A week or so later, my new Macy’s card arrived in the mail with the wrong name on it, hence my call to dear Edna, who sorted out the business and promised to send Eda, not Edna, a new card.

I am wondering, though, how this happened. Macy’s offered Edna-who-doesn’t-exist a generous $1200 credit line right on the spot as she stood by the jewelry counter clutching her wonderfully soft cotton undies. But how did Edna come into existence in the first place, using Eda’s address and social security number? Not-Edna is perplexed, but also a little comforted. Big Brother doesn’t always get it right.

So if you’re looking for some extra soft cotton undies, or some really great frying pans or a generous credit limit, drop by Macy’s and tell them Edna sent you. They seem to be fond of that name.

Smoke Out

PENTAX DIGITAL CAMERA

Eight years ago today, April 19, 2021, I took my last puff on a cigarette. That’s eight full years, or ninety-six months or two thousand nine hundred and twenty days, give or take a leap year or two, where I have not taken even a single puff.

Over those eight years, my life has turned upside down and inside out.

I have seen my own weakness and done–or not done–things I am not proud of, dusty spiderwebs in the corners of the attic of my heart and mind.

I have felt pain both physical and mental that might have eaten holes in Superman’s cape.

I have felt happiness so overwhelming that the flitting butterflies in my stomach put on boxing gloves and tried to knock each other silly.

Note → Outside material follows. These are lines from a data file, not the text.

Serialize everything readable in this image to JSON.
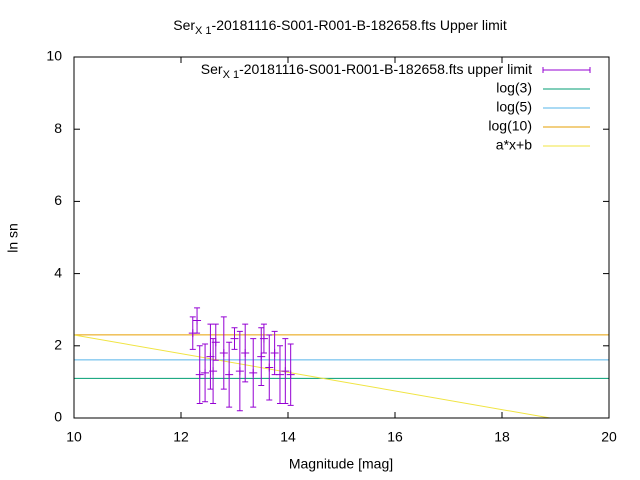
{
  "chart_data": {
    "type": "errorbar",
    "title": {
      "main": "Ser",
      "subscript": "X 1",
      "rest": "-20181116-S001-R001-B-182658.fts Upper limit"
    },
    "x_label": "Magnitude [mag]",
    "y_label": "ln sn",
    "xlim": [
      10,
      20
    ],
    "xticks": [
      10,
      12,
      14,
      16,
      18,
      20
    ],
    "ylim": [
      0,
      10
    ],
    "yticks": [
      0,
      2,
      4,
      6,
      8,
      10
    ],
    "grid": false,
    "legend": "top-right",
    "series": [
      {
        "name": {
          "main": "Ser",
          "subscript": "X 1",
          "rest": "-20181116-S001-R001-B-182658.fts upper limit"
        },
        "style": "errorbars",
        "color": "#9400d3",
        "x": [
          12.22,
          12.3,
          12.35,
          12.45,
          12.55,
          12.6,
          12.65,
          12.8,
          12.9,
          13.0,
          13.1,
          13.2,
          13.35,
          13.5,
          13.55,
          13.65,
          13.75,
          13.85,
          13.95,
          14.05
        ],
        "values": [
          2.35,
          2.7,
          1.2,
          1.25,
          1.7,
          1.3,
          2.1,
          1.8,
          1.2,
          2.2,
          1.3,
          1.8,
          1.25,
          1.7,
          2.2,
          1.4,
          1.8,
          1.2,
          1.3,
          1.2
        ],
        "errors": [
          0.45,
          0.35,
          0.8,
          0.8,
          0.9,
          0.9,
          0.5,
          1.0,
          0.9,
          0.3,
          1.1,
          0.8,
          0.95,
          0.8,
          0.4,
          0.9,
          0.6,
          0.8,
          0.9,
          0.85
        ]
      },
      {
        "name": "log(3)",
        "style": "line",
        "color": "#009e73",
        "x": [
          10,
          20
        ],
        "values": [
          1.099,
          1.099
        ]
      },
      {
        "name": "log(5)",
        "style": "line",
        "color": "#56b4e9",
        "x": [
          10,
          20
        ],
        "values": [
          1.609,
          1.609
        ]
      },
      {
        "name": "log(10)",
        "style": "line",
        "color": "#e69f00",
        "x": [
          10,
          20
        ],
        "values": [
          2.303,
          2.303
        ]
      },
      {
        "name": "a*x+b",
        "style": "line",
        "color": "#f0e442",
        "x": [
          10,
          18.9
        ],
        "values": [
          2.3,
          0
        ]
      }
    ]
  }
}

And I have found depths of strength and resilience inside myself that had been lost in the dead letter office of my soul for decades.

Throughout all of those joys and challenges, there is one thing I have know and have never doubted: smoking would not have made any of it easier. Even though the Nicotine Monster still raises his ugly head from time to time, he no longer has any power over me.

This, gentle reader, is a very good thing to know.